Payer executives are not happy with CMS' proposed Medicare Advantage rates for 2025.
On a Feb. 7 call with investors, CVS Health CEO Karen Lynch said the company believes the rates are "not sufficient to cover current medical cost trends."
Though CVS Health believes the rate notice is insufficient, it was in line with the company's expectations, Ms. Lynch said.
"However, we do not believe it covers overall cost trends that have been emerging in Medicare Advantage," Ms. Lynch said. "We also know that there's complexity around the risk model, so we'll be contemplating that as we think about our  bids.
The agency published its proposed Medicare Advantage rates for 2025 on Jan. 31. The proposal would cut benchmark payments by 0.2%. CMS said insurers should expect to see 3.7% higher revenue overall, with an MA risk score trend of 3.86% — the average increase in risk adjustment payments year over year — offsetting risk model revisions and a projected decline in star rating bonuses.
"The Advance Notice upholds robust and stable options for people with Medicare while strengthening payment accuracy so that taxpayer dollars are appropriately spent," CMS Administrator Chiquita Brooks-LaSure said in a Jan. 31 statement.
In 2025, the agency will continue phasing in coding adjustment changes, which will be implemented between 2024 and 2026. CMS chose to phase-in the adjustments over three years instead of one in response to pushback from the industry.
Executives with Centene told investors Feb. 6 they also viewed the notice as insufficient. CFO Drew Asher said the phase-in rates have a disproportionate impact on dual-eligible members, a large share of Centene's membership.

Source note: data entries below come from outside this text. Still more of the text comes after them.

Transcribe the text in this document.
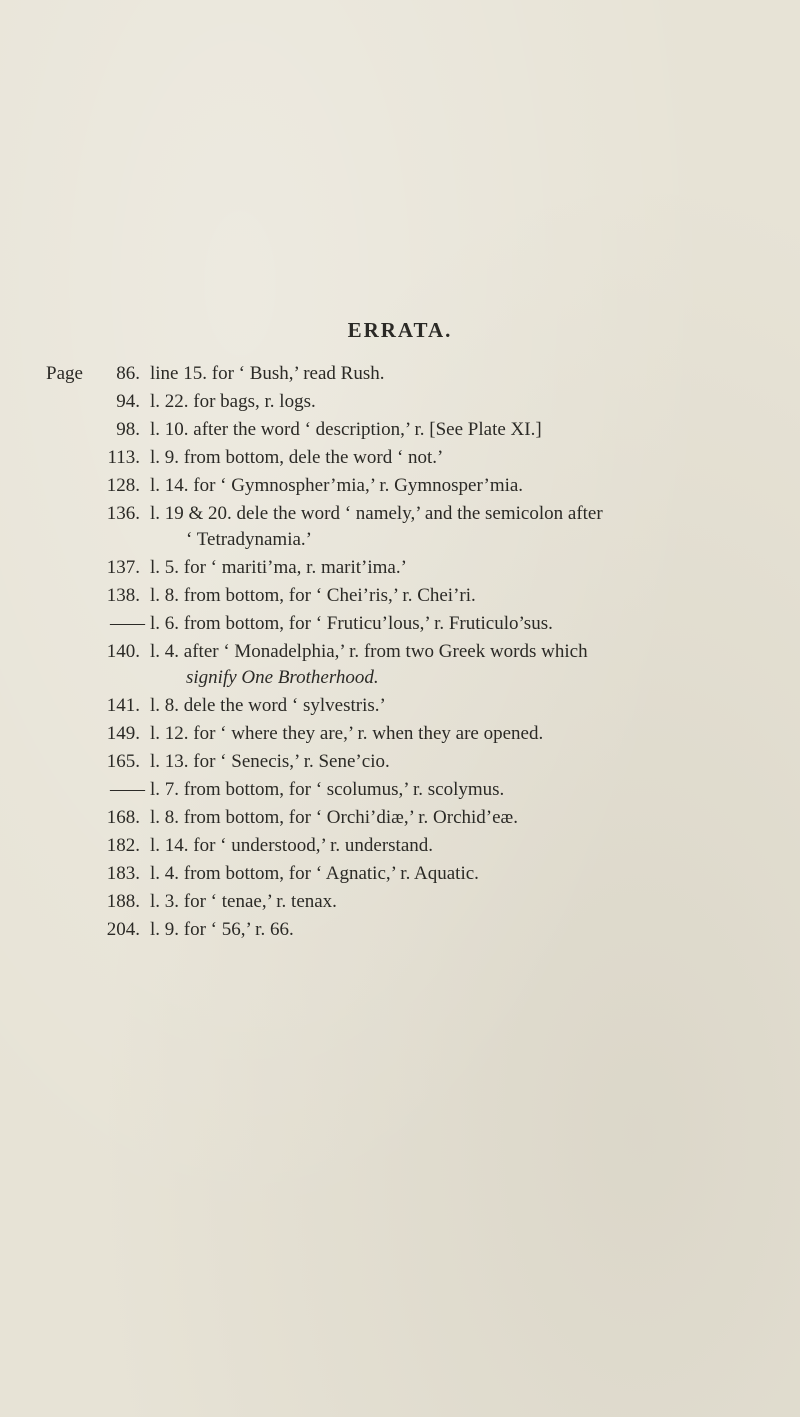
ERRATA.
Page	86. line 15. for ‘ Bush,’ read Rush.
94. l. 22. for bags, r. logs.
98. l. 10. after the word ‘ description,’ r. [See Plate XI.]
113. l. 9. from bottom, dele the word ‘ not.’
128. l. 14. for ‘ Gymnospher’mia,’ r. Gymnosper’mia.
136. l. 19 & 20. dele the word ‘ namely,’ and the semicolon after
‘ Tetradynamia.’
137. l. 5. for ‘ mariti’ma, r. marit’ima.’
138. l. 8. from bottom, for ‘ Chei’ris,’ r. Chei’ri.
—— l. 6. from bottom, for ‘ Fruticu’lous,’ r. Fruticulo’sus.
140. l. 4. after ‘ Monadelphia,’ r. from two Greek words which
signify One Brotherhood.
141. l. 8. dele the word ‘ sylvestris.’
149. l. 12. for ‘ where they are,’ r. when they are opened.
165. l. 13. for ‘ Senecis,’ r. Sene’cio.
—— l. 7. from bottom, for ‘ scolumus,’ r. scolymus.
168. l. 8. from bottom, for ‘ Orchi’diæ,’ r. Orchid’eæ.
182. l. 14. for ‘ understood,’ r. understand.
183. l. 4. from bottom, for ‘ Agnatic,’ r. Aquatic.
188. l. 3. for ‘ tenae,’ r. tenax.
204. l. 9. for ‘ 56,’ r. 66.
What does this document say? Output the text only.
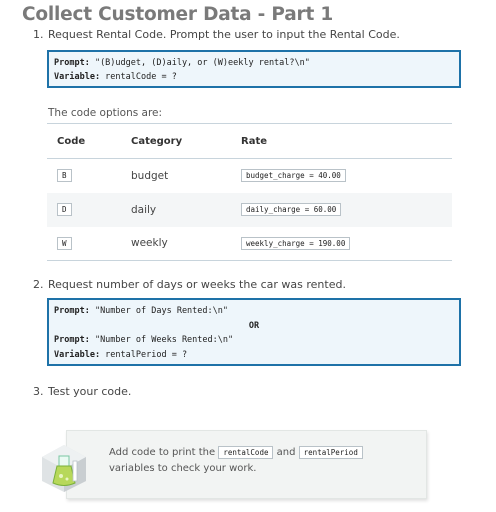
Collect Customer Data - Part 1
1. Request Rental Code. Prompt the user to input the Rental Code.
Prompt: "(B)udget, (D)aily, or (W)eekly rental?\n"
Variable: rentalCode = ?
The code options are:
Code	Category	Rate
B	budget	budget_charge = 40.00
D	daily	daily_charge = 60.00
W	weekly	weekly_charge = 190.00
2. Request number of days or weeks the car was rented.
Prompt: "Number of Days Rented:\n"
OR
Prompt: "Number of Weeks Rented:\n"
Variable: rentalPeriod = ?
3. Test your code.
Add code to print the rentalCode and rentalPeriod variables to check your work.
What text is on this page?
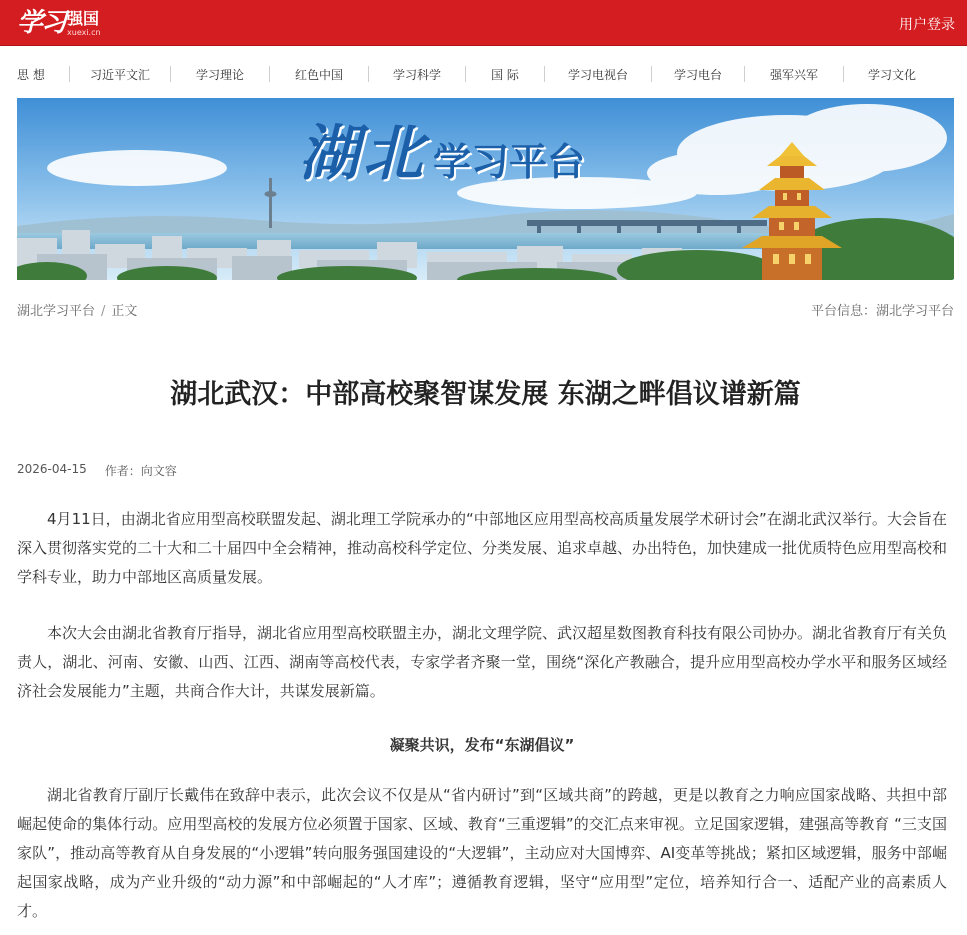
学习 强国
xuexi.cn	用户登录
思 想	习近平文汇	学习理论	红色中国	学习科学	国 际	学习电视台	学习电台	强军兴军	学习文化
湖北 学习平台
湖北学习平台 / 正文	平台信息：湖北学习平台
湖北武汉：中部高校聚智谋发展 东湖之畔倡议谱新篇
2026-04-15 作者：向文容

4月11日，由湖北省应用型高校联盟发起、湖北理工学院承办的“中部地区应用型高校高质量发展学术研讨会”在湖北武汉举行。大会旨在深入贯彻落实党的二十大和二十届四中全会精神，推动高校科学定位、分类发展、追求卓越、办出特色，加快建成一批优质特色应用型高校和学科专业，助力中部地区高质量发展。

本次大会由湖北省教育厅指导，湖北省应用型高校联盟主办，湖北文理学院、武汉超星数图教育科技有限公司协办。湖北省教育厅有关负责人，湖北、河南、安徽、山西、江西、湖南等高校代表，专家学者齐聚一堂，围绕“深化产教融合，提升应用型高校办学水平和服务区域经济社会发展能力”主题，共商合作大计，共谋发展新篇。

凝聚共识，发布“东湖倡议”

湖北省教育厅副厅长戴伟在致辞中表示，此次会议不仅是从“省内研讨”到“区域共商”的跨越，更是以教育之力响应国家战略、共担中部崛起使命的集体行动。应用型高校的发展方位必须置于国家、区域、教育“三重逻辑”的交汇点来审视。立足国家逻辑，建强高等教育 “三支国家队”，推动高等教育从自身发展的“小逻辑”转向服务强国建设的“大逻辑”，主动应对大国博弈、AI变革等挑战；紧扣区域逻辑，服务中部崛起国家战略，成为产业升级的“动力源”和中部崛起的“人才库”；遵循教育逻辑，坚守“应用型”定位，培养知行合一、适配产业的高素质人才。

Centene is focused on improving margins in its Medicare business rather than growing membership, Mr. Asher said, though plans could be less attractive to seniors with lower benchmark funding.
"We'll just adjust the bids accordingly, and the products may be a little bit less attractive for seniors from an industry standpoint if we don't make a lot of progress on the final rates," he said.
In a Feb. 5 regulatory filing, Humana said the rate notice was lower than the company expected, but it did not change its earning guidance because of the proposed rate.
Payers launched the industry's largest lobbying campaign in years in response to the proposed 2024 rates, The New York Times reported in March.
In a Jan. 31 statement, Mike Tuffin, CEO of industry association AHIP, said the group is "carefully reviewing" the rate notice.
"We know that in the post-pandemic environment, MA plans are supporting seniors as they access deferred care and resume normal utilization of medical services at a time of rising medical costs," Mr. Tuffin said. "As significant reforms to Part D are implemented and drug costs continue to rise, it is also critical to ensure enrollees continue to have stable access to high-quality, affordable drug coverage."
The proposed notice is open for comment until March 1. CMS will publish its final rate announcement on or before April 1.